If you’re choosing to have them as sponsors or know that the company you choose to work with gives them ad space on your work, what does that say about your views?


This is something that all anarchist organisations, particularly those that choose to formalise themselves under their local laws, need to consider.

This is something even David Graeber highlighted when discussing the time someone donated a car to the New York Direct Action Network, which he described in “Dead Zones of the Imagination”:

“The DAN car caused a minor, but ongoing, crisis. We soon discovered that legally, it is impossible for a decentralized network to own a car. Cars can be owned by individuals, or they can be owned by corporations (which are fictive individuals), or by governments. But they cannot be owned by networks. Unless we were willing to incorporate ourselves as a nonprofit corporation (which would have required a complete reorganization and an abandonment of most of our egalitarian principles), the only expedient was to find a volunteer willing to claim to be the legal owner.”

He continues by stating that the car caused more problems than it solved. It became a headache for the group, one that was brought on by the systems of bureaucracy that influence our everyday lives. These same systems continue to shape the media organisations in anarchist spaces, and I don’t think it’s necessarily for the better.

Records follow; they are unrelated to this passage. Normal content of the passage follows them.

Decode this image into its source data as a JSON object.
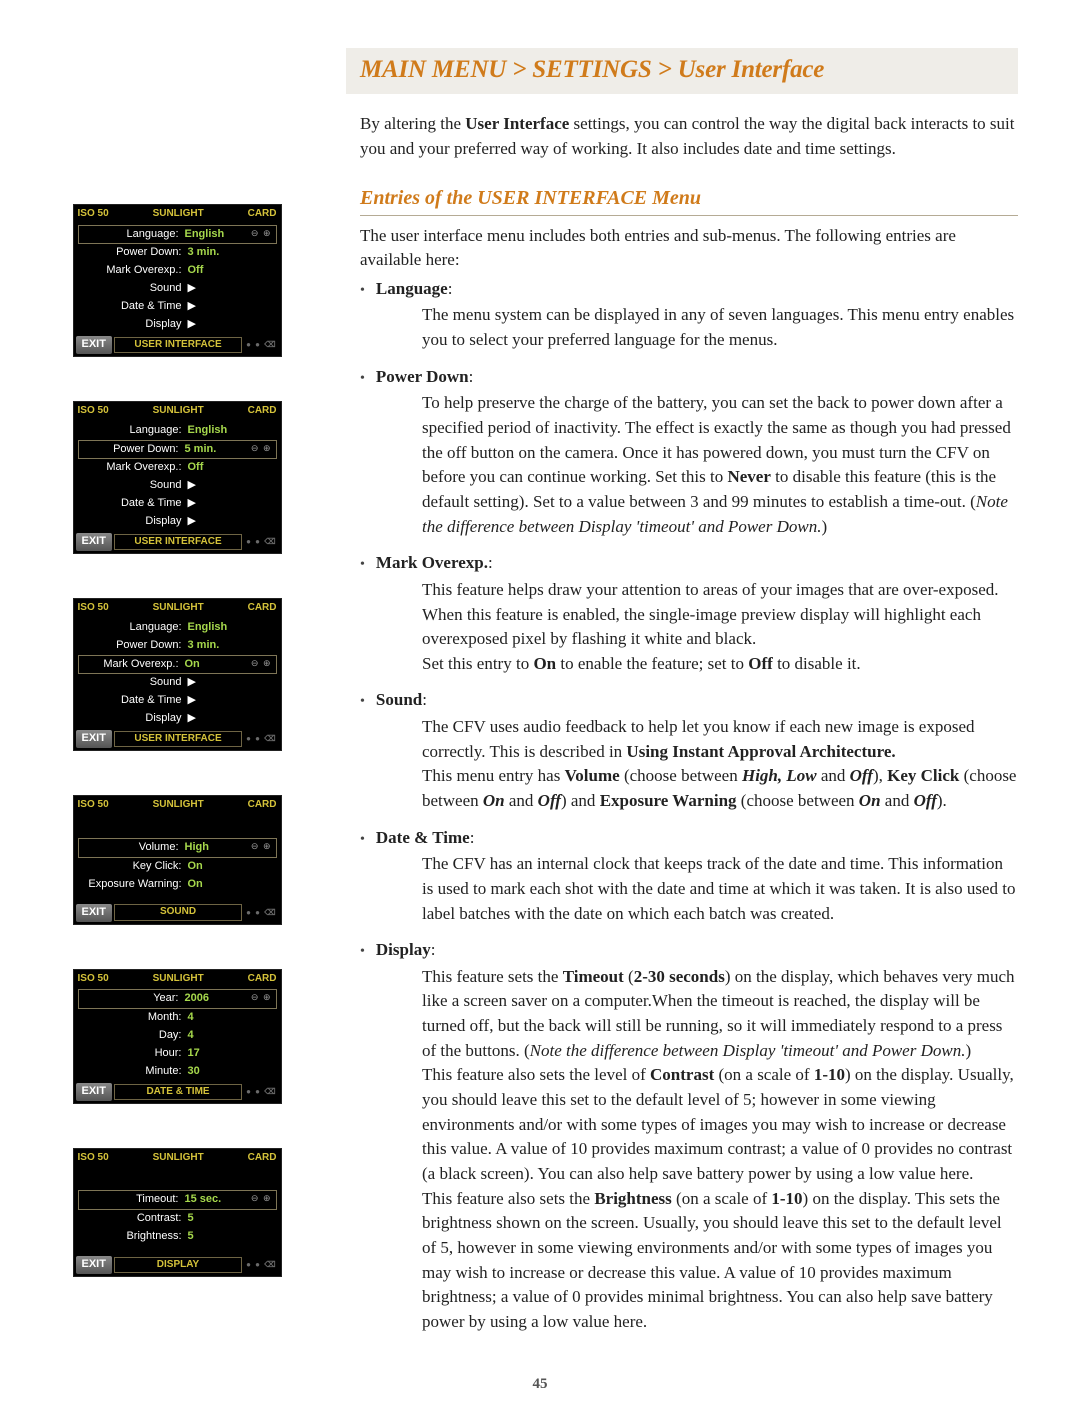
{
  "breadcrumb": "MAIN MENU > SETTINGS > User Interface",
  "intro_html": "By altering the <b>User Interface</b> settings, you can control the way the digital back interacts to suit you and your preferred way of working. It also includes date and time settings.",
  "section_heading": "Entries of the USER INTERFACE Menu",
  "section_intro": "The user interface menu includes both entries and sub-menus. The following entries are available here:",
  "entries": [
    {
      "label": "Language",
      "desc_html": "The menu system can be displayed in any of seven languages. This menu entry enables you to select your preferred language for the menus."
    },
    {
      "label": "Power Down",
      "desc_html": "To help preserve the charge of the battery, you can set the back to power down after a specified period of inactivity. The effect is exactly the same as though you had pressed the off button on the camera. Once it has powered down, you must turn the CFV on before you can continue working. Set this to <b>Never</b> to disable this feature (this is the default setting). Set to a value between 3 and 99 minutes to establish a time-out. (<i>Note the difference between Display 'timeout' and Power Down.</i>)"
    },
    {
      "label": "Mark Overexp.",
      "desc_html": "This feature helps draw your attention to areas of your images that are over-exposed. When this feature is enabled, the single-image preview display will highlight each overexposed pixel by flashing it white and black.<br>Set this entry to <b>On</b> to enable the feature; set to <b>Off</b> to disable it."
    },
    {
      "label": "Sound",
      "desc_html": "The CFV uses audio feedback to help let you know if each new image is exposed correctly. This is described in <b>Using Instant Approval Architecture.</b><br>This menu entry has <b>Volume</b> (choose between <span class='bi'>High, Low</span> and <span class='bi'>Off</span>), <b>Key Click</b> (choose between <span class='bi'>On</span> and <span class='bi'>Off</span>) and <b>Exposure Warning</b> (choose between <span class='bi'>On</span> and <span class='bi'>Off</span>)."
    },
    {
      "label": "Date & Time",
      "desc_html": "The CFV has an internal clock that keeps track of the date and time. This information is used to mark each shot with the date and time at which it was taken. It is also used to label batches with the date on which each batch was created."
    },
    {
      "label": "Display",
      "desc_html": "This feature sets the <b>Timeout</b> (<b>2-30 seconds</b>) on the display, which behaves very much like a screen saver on a computer.When the timeout is reached, the display will be turned off, but the back will still be running, so it will immediately respond to a press of the buttons. (<i>Note the difference between Display 'timeout' and Power Down.</i>)<br>This feature also sets the level of <b>Contrast</b> (on a scale of <b>1-10</b>) on the display. Usually, you should leave this set to the default level of 5; however in some viewing environments and/or with some types of images you may wish to increase or decrease this value. A value of 10 provides maximum contrast; a value of 0 provides no contrast (a black screen). You can also help save battery power by using a low value here.<br>This feature also sets the <b>Brightness</b> (on a scale of <b>1-10</b>) on the display. This sets the brightness shown on the screen. Usually, you should leave this set to the default level of 5, however in some viewing environments and/or with some types of images you may wish to increase or decrease this value. A value of 10 provides maximum brightness; a value of 0 provides minimal brightness. You can also help save battery power by using a low value here."
    }
  ],
  "page_number": "45",
  "screens": {
    "common": {
      "iso": "ISO 50",
      "sunlight": "SUNLIGHT",
      "card": "CARD",
      "exit": "EXIT",
      "plusminus": "⊖ ⊕",
      "icons": "● ● ⌫",
      "arrow": "▶"
    },
    "s1": {
      "title": "USER INTERFACE",
      "rows": [
        {
          "k": "Language:",
          "v": "English",
          "sel": true,
          "pm": true
        },
        {
          "k": "Power Down:",
          "v": "3 min."
        },
        {
          "k": "Mark Overexp.:",
          "v": "Off"
        },
        {
          "k": "Sound",
          "arrow": true
        },
        {
          "k": "Date & Time",
          "arrow": true
        },
        {
          "k": "Display",
          "arrow": true
        }
      ]
    },
    "s2": {
      "title": "USER INTERFACE",
      "rows": [
        {
          "k": "Language:",
          "v": "English"
        },
        {
          "k": "Power Down:",
          "v": "5 min.",
          "sel": true,
          "pm": true
        },
        {
          "k": "Mark Overexp.:",
          "v": "Off"
        },
        {
          "k": "Sound",
          "arrow": true
        },
        {
          "k": "Date & Time",
          "arrow": true
        },
        {
          "k": "Display",
          "arrow": true
        }
      ]
    },
    "s3": {
      "title": "USER INTERFACE",
      "rows": [
        {
          "k": "Language:",
          "v": "English"
        },
        {
          "k": "Power Down:",
          "v": "3 min."
        },
        {
          "k": "Mark Overexp.:",
          "v": "On",
          "sel": true,
          "pm": true
        },
        {
          "k": "Sound",
          "arrow": true
        },
        {
          "k": "Date & Time",
          "arrow": true
        },
        {
          "k": "Display",
          "arrow": true
        }
      ]
    },
    "s4": {
      "title": "SOUND",
      "rows": [
        {
          "k": "Volume:",
          "v": "High",
          "sel": true,
          "pm": true
        },
        {
          "k": "Key Click:",
          "v": "On"
        },
        {
          "k": "Exposure Warning:",
          "v": "On"
        }
      ],
      "padTop": true
    },
    "s5": {
      "title": "DATE & TIME",
      "rows": [
        {
          "k": "Year:",
          "v": "2006",
          "sel": true,
          "pm": true
        },
        {
          "k": "Month:",
          "v": "4"
        },
        {
          "k": "Day:",
          "v": "4"
        },
        {
          "k": "Hour:",
          "v": "17"
        },
        {
          "k": "Minute:",
          "v": "30"
        }
      ]
    },
    "s6": {
      "title": "DISPLAY",
      "rows": [
        {
          "k": "Timeout:",
          "v": "15 sec.",
          "sel": true,
          "pm": true
        },
        {
          "k": "Contrast:",
          "v": "5"
        },
        {
          "k": "Brightness:",
          "v": "5"
        }
      ],
      "padTop": true
    }
  }
}
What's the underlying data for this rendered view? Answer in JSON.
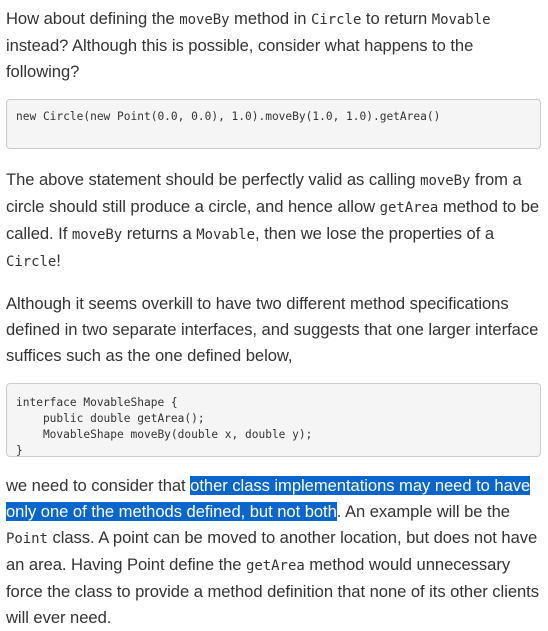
{
  "para1": {
    "t1": "How about defining the ",
    "c1": "moveBy",
    "t2": " method in ",
    "c2": "Circle",
    "t3": " to return ",
    "c3": "Movable",
    "t4": " instead? Although this is possible, consider what happens to the following?"
  },
  "code1": "new Circle(new Point(0.0, 0.0), 1.0).moveBy(1.0, 1.0).getArea()",
  "para2": {
    "t1": "The above statement should be perfectly valid as calling ",
    "c1": "moveBy",
    "t2": " from a circle should still produce a circle, and hence allow ",
    "c2": "getArea",
    "t3": " method to be called. If ",
    "c3": "moveBy",
    "t4": " returns a ",
    "c4": "Movable",
    "t5": ", then we lose the properties of a ",
    "c5": "Circle",
    "t6": "!"
  },
  "para3": "Although it seems overkill to have two different method specifications defined in two separate interfaces, and suggests that one larger interface suffices such as the one defined below,",
  "code2": "interface MovableShape {\n    public double getArea();\n    MovableShape moveBy(double x, double y);\n}",
  "para4": {
    "t1": "we need to consider that ",
    "highlight": "other class implementations may need to have only one of the methods defined, but not both",
    "t2": ". An example will be the ",
    "c1": "Point",
    "t3": " class. A point can be moved to another location, but does not have an area. Having Point define the ",
    "c2": "getArea",
    "t4": " method would unnecessary force the class to provide a method definition that none of its other clients will ever need."
  },
  "colors": {
    "text": "#333333",
    "selection": "#0a66cc",
    "code_background": "#f5f5f5",
    "code_border": "#cccccc"
  }
}
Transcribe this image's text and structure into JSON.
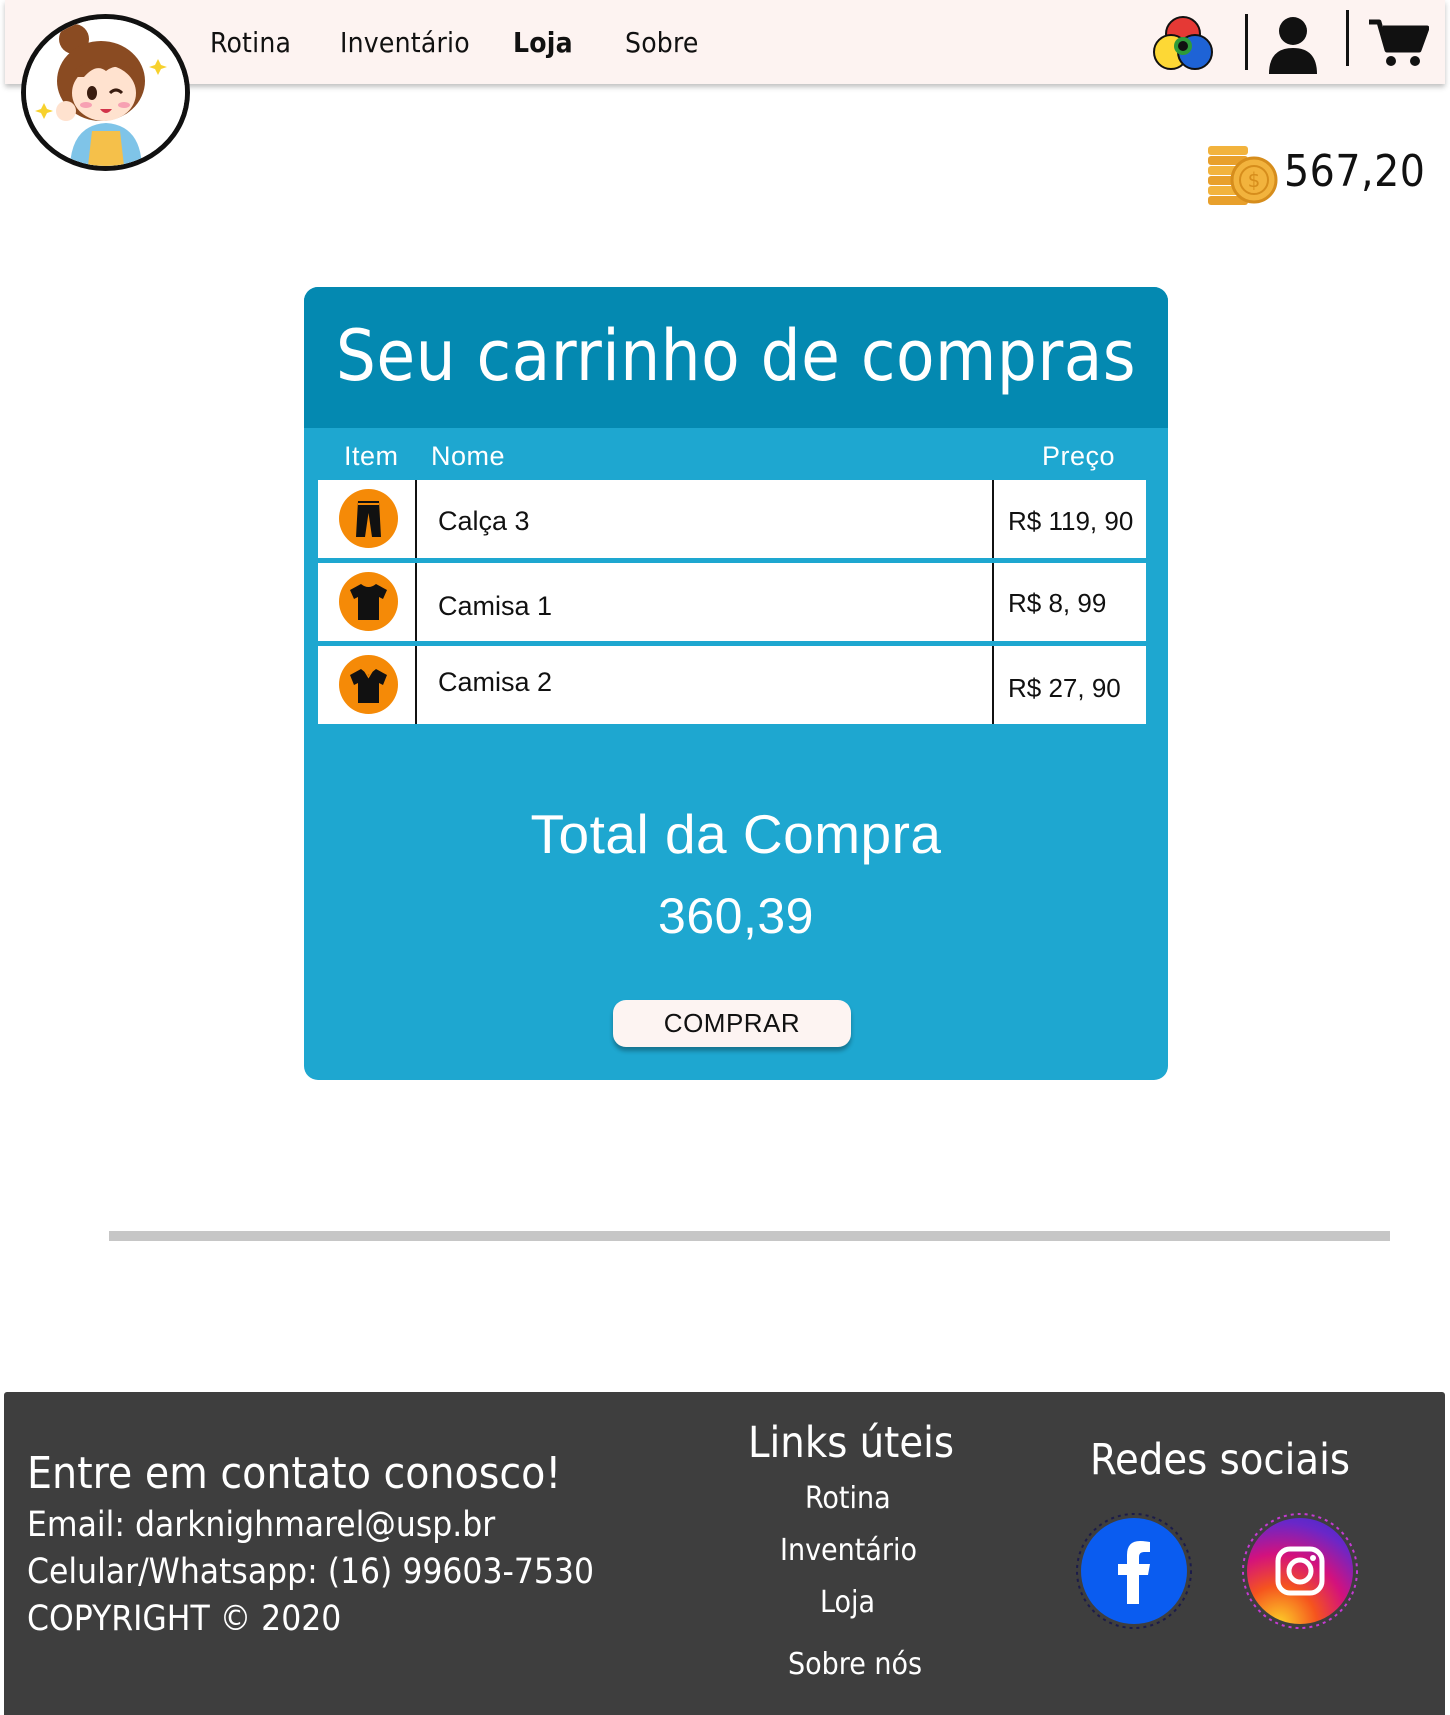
{
  "nav": {
    "items": [
      {
        "label": "Rotina",
        "active": false
      },
      {
        "label": "Inventário",
        "active": false
      },
      {
        "label": "Loja",
        "active": true
      },
      {
        "label": "Sobre",
        "active": false
      }
    ],
    "icons": [
      "color-palette-icon",
      "user-icon",
      "cart-icon"
    ]
  },
  "wallet": {
    "icon": "coins-icon",
    "balance": "567,20"
  },
  "cart": {
    "title": "Seu carrinho de compras",
    "columns": {
      "item": "Item",
      "name": "Nome",
      "price": "Preço"
    },
    "rows": [
      {
        "icon": "pants-icon",
        "name": "Calça 3",
        "price": "R$ 119, 90"
      },
      {
        "icon": "tshirt-icon",
        "name": "Camisa 1",
        "price": "R$ 8, 99"
      },
      {
        "icon": "polo-shirt-icon",
        "name": "Camisa 2",
        "price": "R$ 27, 90"
      }
    ],
    "total_label": "Total da Compra",
    "total_value": "360,39",
    "buy_label": "COMPRAR"
  },
  "footer": {
    "contact": {
      "title": "Entre em contato conosco!",
      "email": "Email: darknighmarel@usp.br",
      "phone": "Celular/Whatsapp: (16) 99603-7530",
      "copyright": "COPYRIGHT © 2020"
    },
    "links": {
      "title": "Links úteis",
      "items": [
        "Rotina",
        "Inventário",
        "Loja",
        "Sobre nós"
      ]
    },
    "social": {
      "title": "Redes sociais",
      "items": [
        "facebook-icon",
        "instagram-icon"
      ]
    }
  },
  "colors": {
    "header_bg": "#fdf3f1",
    "cart_header": "#0489b1",
    "cart_body": "#1ea7d0",
    "item_badge": "#f58a07",
    "footer_bg": "#3e3e3e",
    "divider": "#c6c6c6"
  }
}
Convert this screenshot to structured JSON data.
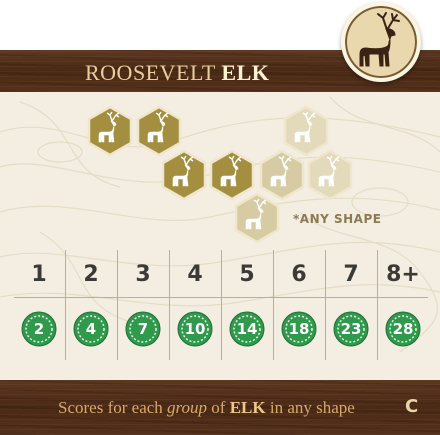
{
  "card": {
    "title_plain": "ROOSEVELT ",
    "title_bold": "ELK",
    "emblem": "elk-silhouette-icon",
    "pattern_note": "*ANY SHAPE",
    "groups": [
      "1",
      "2",
      "3",
      "4",
      "5",
      "6",
      "7",
      "8+"
    ],
    "points": [
      "2",
      "4",
      "7",
      "10",
      "14",
      "18",
      "23",
      "28"
    ],
    "footer_pre": "Scores for each ",
    "footer_italic": "group",
    "footer_mid": " of ",
    "footer_bold": "ELK",
    "footer_post": " in any shape",
    "set_letter": "C",
    "colors": {
      "wood": "#4a2915",
      "parchment": "#f3eee1",
      "hex_gold": "#a38f3f",
      "hex_faded": "#ddd4b3",
      "point_green": "#2f9a4b"
    }
  }
}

It’s bad enough that we have multiple organisations that have to deal with legal channels, whether they want to or not. Sometimes it’s necessary. It’s bad enough that there are people who have to play by the State’s rules if they want even a modicum of safety in their everyday lives.

It’s beyond absurd that we keep losing spaces, we keep losing ground, and the organisations that claim to support us rarely put forth any work to help them continue or get off the ground. It’s like they’re not even trying to fight but are just waiting until the next book fair or the next conference. Hell, even when they can’t help, they rarely talk about any of the issues affecting even the most globally recognised communities, like Rog in Ljubljana or Exarcheia in Athens. Rarely do we get perspectives of the people living in these places until something bad is already happening, if we get that at all.

If that’s internationalism, why are they bothering?

And while our media is but one small part of this, we need to think: How do these spaces and the way they operate, the way they’re structured, the choices they make “to survive” help us get to the futures we want to see? How does this impact the ways in which we think about other spaces we develop for us?

How do we build what we really need?